Acessibilidade zero

Das 23 faixas para travessia de pedestres pintadas até o momento, nas marginais do Rio Pirapora, apenas duas estão em locais que garantem acessibilidade a cadeirantes. Foi o que constatou levantamento da Folha de Piedade Online, realizado na manhã desta terça-feira (15). Após polêmica na Internet sobre a pintura de faixa em local onde não havia possibilidade de atravessar, nossa reportagem foi a campo para averiguar como esse serviço tem sido realizado. O local foi recentemente recapeado por uma empresa contratada pela Prefeitura.

Foram constatadas que as duas vias da marginal contam com pouco mais de duas dezenas de trechos para pedestres – a maior parte deles na Avenida Antônio Corrêa da Silva (marginal direita). Esse número, todavia, deverá ser maior. Marcações em diversos pontos mostram que, provavelmente, aqueles lugares também receberão demarcação.  Segundo o governo municipal, a mesma empresa que executa o recape é responsável pela sinalização de solo. Ela, inclusive, teria sido notificada para remover a faixa que viralizou na Internet e “levava” o pedestre da calçada para um muro da praça de eventos da Vila Maria.

A pintura foi apagada, mas os problemas não param por aí. O mais agudo deles diz respeito à acessibilidade. Cadeirantes e pessoas idosas enfrentam dificuldades para se locomover, em segurança, de uma margem a outra. No total, são 16 pontos de travessia – levando em conta os trechos recapeados. Desses, dois estão em conformidade com as leis de acesso e outros dois contam com rebaixamento de guia apenas de um lado. As outras 12 faixas consistem em um catálogo de obstáculos.

A altura do meio-fio é o mais comum deles. Há, porém, outras barreiras. Em um determinado local, o transeunte depara-se com um poste ao final da faixa, do lado direito. Para quem vai ao outro lado – na direção esquerda –, a coisa fica ainda pior. Quem consegue enfrentar uma guia bastante alta tem o “segundo round” com mais um degrau para obter acesso ao passeio público.

Constatou-se, ainda, a existência de faixas elevadas com grandes desníveis que formam vales em suas extremidades. Outros casos desafiam a lógica e o bom senso, como a pintura de sinalização para pedestres ao lado de uma rampa de acesso a cadeirantes. Em outro trecho, ao invés de rebaixar as guias, improvisou-se pequenas abas de concreto para que ciclistas tenham mais segurança.

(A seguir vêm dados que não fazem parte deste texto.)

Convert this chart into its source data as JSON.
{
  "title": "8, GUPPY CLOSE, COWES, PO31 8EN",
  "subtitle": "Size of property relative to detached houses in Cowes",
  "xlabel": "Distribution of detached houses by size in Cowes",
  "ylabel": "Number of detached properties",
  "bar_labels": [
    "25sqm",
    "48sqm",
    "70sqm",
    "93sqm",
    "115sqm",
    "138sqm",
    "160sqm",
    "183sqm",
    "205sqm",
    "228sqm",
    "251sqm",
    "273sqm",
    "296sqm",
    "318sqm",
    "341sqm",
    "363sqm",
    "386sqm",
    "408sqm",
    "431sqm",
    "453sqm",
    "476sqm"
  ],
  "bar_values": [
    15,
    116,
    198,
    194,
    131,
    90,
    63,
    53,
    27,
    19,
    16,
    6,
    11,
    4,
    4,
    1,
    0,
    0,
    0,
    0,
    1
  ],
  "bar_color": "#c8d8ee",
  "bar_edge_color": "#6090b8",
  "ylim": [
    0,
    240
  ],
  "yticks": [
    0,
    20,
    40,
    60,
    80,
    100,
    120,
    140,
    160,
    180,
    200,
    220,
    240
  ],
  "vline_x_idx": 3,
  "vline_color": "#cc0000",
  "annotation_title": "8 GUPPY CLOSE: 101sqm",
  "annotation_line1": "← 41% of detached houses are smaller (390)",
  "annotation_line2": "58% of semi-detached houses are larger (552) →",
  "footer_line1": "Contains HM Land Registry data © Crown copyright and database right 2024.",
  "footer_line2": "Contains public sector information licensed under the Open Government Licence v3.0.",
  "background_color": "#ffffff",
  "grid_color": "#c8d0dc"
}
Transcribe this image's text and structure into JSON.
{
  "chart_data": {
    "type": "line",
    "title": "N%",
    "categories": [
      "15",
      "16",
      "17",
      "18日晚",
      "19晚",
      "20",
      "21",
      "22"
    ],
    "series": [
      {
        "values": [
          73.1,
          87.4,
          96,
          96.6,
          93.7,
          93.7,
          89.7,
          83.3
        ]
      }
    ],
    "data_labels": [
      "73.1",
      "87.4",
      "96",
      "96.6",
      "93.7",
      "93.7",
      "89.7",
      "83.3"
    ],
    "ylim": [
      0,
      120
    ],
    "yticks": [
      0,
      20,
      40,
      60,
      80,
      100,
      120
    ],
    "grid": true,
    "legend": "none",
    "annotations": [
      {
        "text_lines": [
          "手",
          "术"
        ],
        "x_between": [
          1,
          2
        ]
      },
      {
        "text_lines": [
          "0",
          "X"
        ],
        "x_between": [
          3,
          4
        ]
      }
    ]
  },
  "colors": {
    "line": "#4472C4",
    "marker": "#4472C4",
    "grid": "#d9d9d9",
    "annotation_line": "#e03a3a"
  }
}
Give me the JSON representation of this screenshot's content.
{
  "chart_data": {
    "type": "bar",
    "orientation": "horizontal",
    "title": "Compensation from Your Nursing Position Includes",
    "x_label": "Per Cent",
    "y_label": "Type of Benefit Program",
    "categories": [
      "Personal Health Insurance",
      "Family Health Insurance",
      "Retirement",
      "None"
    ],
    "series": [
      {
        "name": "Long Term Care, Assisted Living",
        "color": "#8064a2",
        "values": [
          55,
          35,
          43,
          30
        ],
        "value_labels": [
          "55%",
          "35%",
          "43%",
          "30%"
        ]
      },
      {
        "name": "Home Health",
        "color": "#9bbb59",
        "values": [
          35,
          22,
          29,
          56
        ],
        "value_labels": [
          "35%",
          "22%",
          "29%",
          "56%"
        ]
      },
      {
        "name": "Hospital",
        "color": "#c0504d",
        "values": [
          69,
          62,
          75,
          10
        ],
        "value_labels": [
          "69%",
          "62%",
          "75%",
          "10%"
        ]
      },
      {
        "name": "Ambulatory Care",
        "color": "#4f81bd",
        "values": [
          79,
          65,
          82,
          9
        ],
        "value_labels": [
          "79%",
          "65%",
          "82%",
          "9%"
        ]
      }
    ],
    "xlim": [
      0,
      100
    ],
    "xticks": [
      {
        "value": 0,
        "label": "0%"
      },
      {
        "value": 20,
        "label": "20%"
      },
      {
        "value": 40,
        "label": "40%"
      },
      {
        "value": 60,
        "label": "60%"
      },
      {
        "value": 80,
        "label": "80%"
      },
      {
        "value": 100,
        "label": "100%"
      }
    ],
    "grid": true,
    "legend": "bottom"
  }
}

Na Avenida Raimundo Nonato Leite, até o momento, há apenas sete faixas, com duas delas dotadas de condições de acessibilidade total e outras duas com rampa apenas em um dos lados. Marcações no asfalto mostram que o local deverá ganhar novos trechos para travessia – muito provavelmente, sem condições favoráveis aos portadores de necessidades especiais.

 

Transtornos – O motorista de caminhão Antônio Costa dos Santos está todos os dias na marginal da Avenida Antônio Corrêa da Silva. Ele diz ter presenciado a dificuldade do povo, devido à falta de condições de acesso. “Esta aqui, por exemplo, está irregular”, comenta, apontando para uma faixa elevada. Segundo Santos, a estrutura é muito alta para permitir o trânsito de cadeirantes e pessoas de idade avançada.

“Para diminuir a velocidade dos carros que passam por aqui, é válido”, reconhece. “Mas, para as pessoas que têm dificuldade de mobilidade, está péssimo”, completa.

 

Obra – O recapeamento das marginais, segundo a Prefeitura, faz parte de pacote de obras viabilizado por meio de recursos do Ministério das Cidades – obtidos via emenda parlamentar. Além das mencionadas vias, também serão recuperadas ruas Chosako Nohama (Parque da Torre), José Marum (CDHU Marino Godinho) e travessa da Rua João Gonçalves (Moreiras). A empreitada, no total, consumirá R$ 1 milhão.

 

Outro lado – O governo José Tadeu de Resende (PSDB) não foi procurado para falar a respeito dos problemas de acessibilidade destacados nesta reportagem. A Folha de Piedade se reservou o direito de não acionar o Executivo, vide que, desde o início do ano, seus questionamentos têm sido ignorados pela atual Administração.